(Londres) Usé par les scandales, affaibli par une série de défections sans précédent dans son gouvernement, le premier ministre britannique Boris Johnson a annoncé jeudi sa démission, tout en précisant qu’il resterait à Downing Street le temps que son successeur soit nommé.

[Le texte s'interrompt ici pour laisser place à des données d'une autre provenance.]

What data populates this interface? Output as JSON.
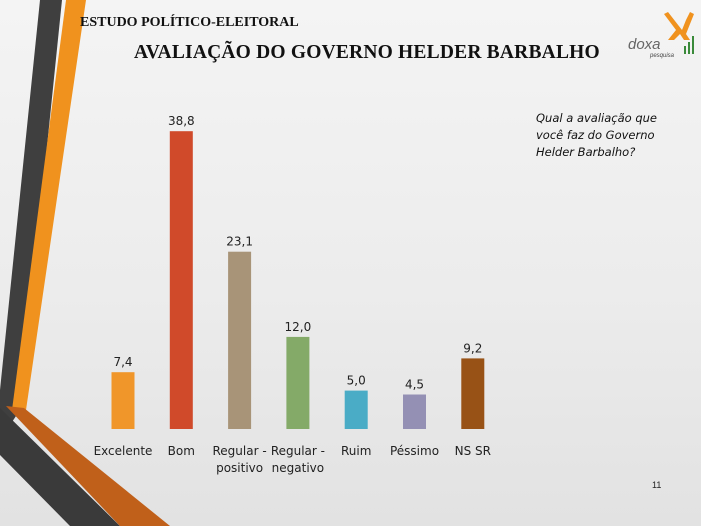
{
  "header": {
    "study_label": "ESTUDO POLÍTICO-ELEITORAL",
    "title": "AVALIAÇÃO DO GOVERNO HELDER BARBALHO"
  },
  "logo": {
    "name": "doxa",
    "tagline": "pesquisa"
  },
  "question": "Qual a avaliação que você faz do Governo Helder Barbalho?",
  "page_number": "11",
  "colors": {
    "stripe_dark": "#404040",
    "stripe_orange": "#f0921e",
    "stripe_brown": "#c0601a"
  },
  "chart_data": {
    "type": "bar",
    "categories": [
      "Excelente",
      "Bom",
      "Regular - positivo",
      "Regular - negativo",
      "Ruim",
      "Péssimo",
      "NS SR"
    ],
    "category_lines": [
      [
        "Excelente"
      ],
      [
        "Bom"
      ],
      [
        "Regular -",
        "positivo"
      ],
      [
        "Regular -",
        "negativo"
      ],
      [
        "Ruim"
      ],
      [
        "Péssimo"
      ],
      [
        "NS SR"
      ]
    ],
    "values": [
      7.4,
      38.8,
      23.1,
      12.0,
      5.0,
      4.5,
      9.2
    ],
    "value_labels": [
      "7,4",
      "38,8",
      "23,1",
      "12,0",
      "5,0",
      "4,5",
      "9,2"
    ],
    "colors": [
      "#f0962a",
      "#d04a2a",
      "#a89478",
      "#84aa68",
      "#4aacc6",
      "#9490b4",
      "#985216"
    ],
    "ylim": [
      0,
      40
    ],
    "grid": false,
    "legend": "none",
    "title": "AVALIAÇÃO DO GOVERNO HELDER BARBALHO",
    "xlabel": "",
    "ylabel": ""
  }
}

Quelques heures plus tard, les premiers candidats à sa succession ont annoncé leurs intentions.

Ce que vous devez savoir

  • Le champion des pro-Brexit Boris Johnson est élu à la tête du parti conservateur le 23 juillet 2019 ;
  • Ultra-populaire, il remporte en décembre 2019 une majorité historique à la Chambre des communes pour les conservateurs ;
  • En avril 2021, le premier ministre est critiqué depuis le début de la pandémie pour sa gestion de la crise ;
  • Le parti du premier ministre gagne tout de même du terrain face aux travaillistes lors d’élections locales le 6 mai 2021 ;
  • Le scandale du « partygate », ses explications variables, l’enquête de police et l’enquête administrative dénonçant la culture laxiste à Downing Street ont eu raison de la confiance du pays ;
  • Boris Johnson survit le 6 juin dernier à un vote de défiance des députés de son Parti conservateur. Plus de 40 % des députés indiquent ne plus avoir confiance dans le premier ministre ;
  • La cote de popularité de Boris Johnson était passée de 66 % d’opinions favorables en avril 2020 à 23 % fin juin ;
  • Entre 69 % et 72 % des Britanniques souhaitaient sa démission, selon deux sondages cette semaine ;
  • Un dernier scandale, celui du « whip » en chef adjoint, accusé d’attouchements et dont M. Johnson connaissait le passé, a été le dernier clou à son cercueil ;
  • Le 7 juillet à 10 h (9 h GMT, 5 h HAE), près de 60 membres du gouvernement ont démissionné.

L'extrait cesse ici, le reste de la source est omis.